If you're concerned about alphafold's version (1), they have a v2.0.0 tag in place. However there have been a lot of changes since then so I guess most people will want to be using master.

if there is a tag, then downloading the archive of the tag (git produces an archive for every tag) would make more sense. Many HPC centers will store the archived sources locally anyway. Locally-produced archives don't have stable checksums (because it depends on the creation time of the files in the archive), whereas archives produced by Github do have stable checksums.

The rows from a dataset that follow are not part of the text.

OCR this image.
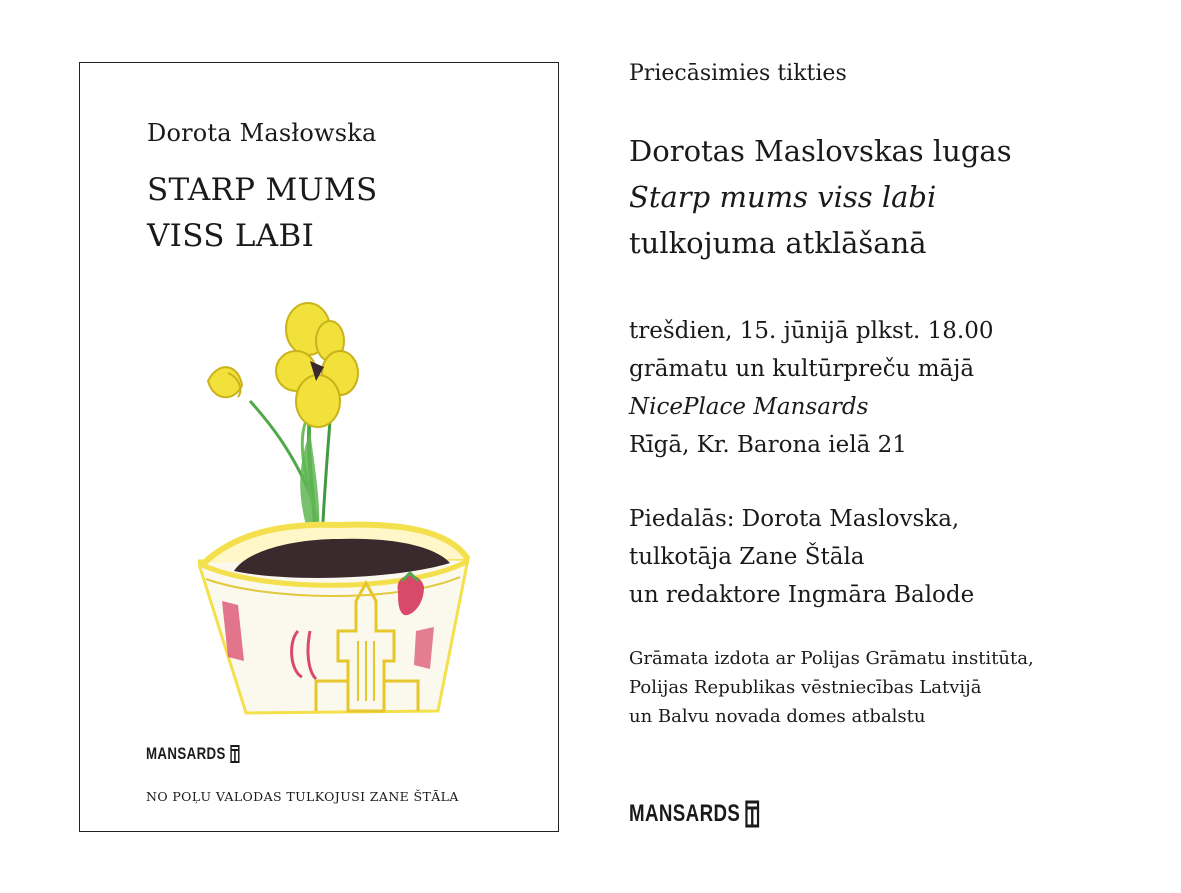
Dorota Masłowska
STARP MUMS
VISS LABI
MANSARDS
NO POĻU VALODAS TULKOJUSI ZANE ŠTĀLA

Priecāsimies tikties

Dorotas Maslovskas lugas
Starp mums viss labi
tulkojuma atklāšanā
trešdien, 15. jūnijā plkst. 18.00
grāmatu un kultūrpreču mājā
NicePlace Mansards
Rīgā, Kr. Barona ielā 21
Piedalās: Dorota Maslovska,
tulkotāja Zane Štāla
un redaktore Ingmāra Balode
Grāmata izdota ar Polijas Grāmatu institūta,
Polijas Republikas vēstniecības Latvijā
un Balvu novada domes atbalstu
MANSARDS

Basically, we only ever do a git clone in cases when the releases on github aren't actually proper releases, usually because the project took the ill-advised route of using git submodules to vendor its dependencies, and a recursive clone is necessary to get the proper release.

Our setup procedure here at UVA - from Dockerfile to Singularity to Slurm - is fully documented in the link that @clairemcwhite provided. (Thank you for citing us!) Our users have been able to run jobs on our GPU nodes successfully. The most common error encountered here is insufficient CPU memory, in which case increasing the memory request via the --mem sbatch directive usually works.

sittr commented

Hello,
we're using a similar procedure as outlined above to run AlphaFold on an HPC cluster through Singularity.
One addition I'd suggest, especially if the cluster is running in non-exclusive mode (i.e. multiple jobs running concurrently on a single compute node), is adding
OPENMM_CPU_THREADS=8
to Singularity's --env (see openmm/openmm#242 ).
We chose setting the amount of threads to 8 since the jackhmmer step is also set to --cpu=8 inside the container, so reserving a minimum of 8 cores is necessary anyway.

The reason is that amber_minimize.py will try to start as many threads as the the total amount of CPU cores detected on the node if this parameter is not set, which can lead to CPU oversubscription issues (our compute nodes have 64 cores, so without setting OPENMM_CPU_THREADS=8 we have 64 threads competing for 8 CPU cores).

Unfortunately we don't have the capacity to maintain and support Singularity. We added a link in the README to this issue and issue #24 that have links to third party repositories with Singularity definition files. I am going to close this issue as it is directly accessible from the README.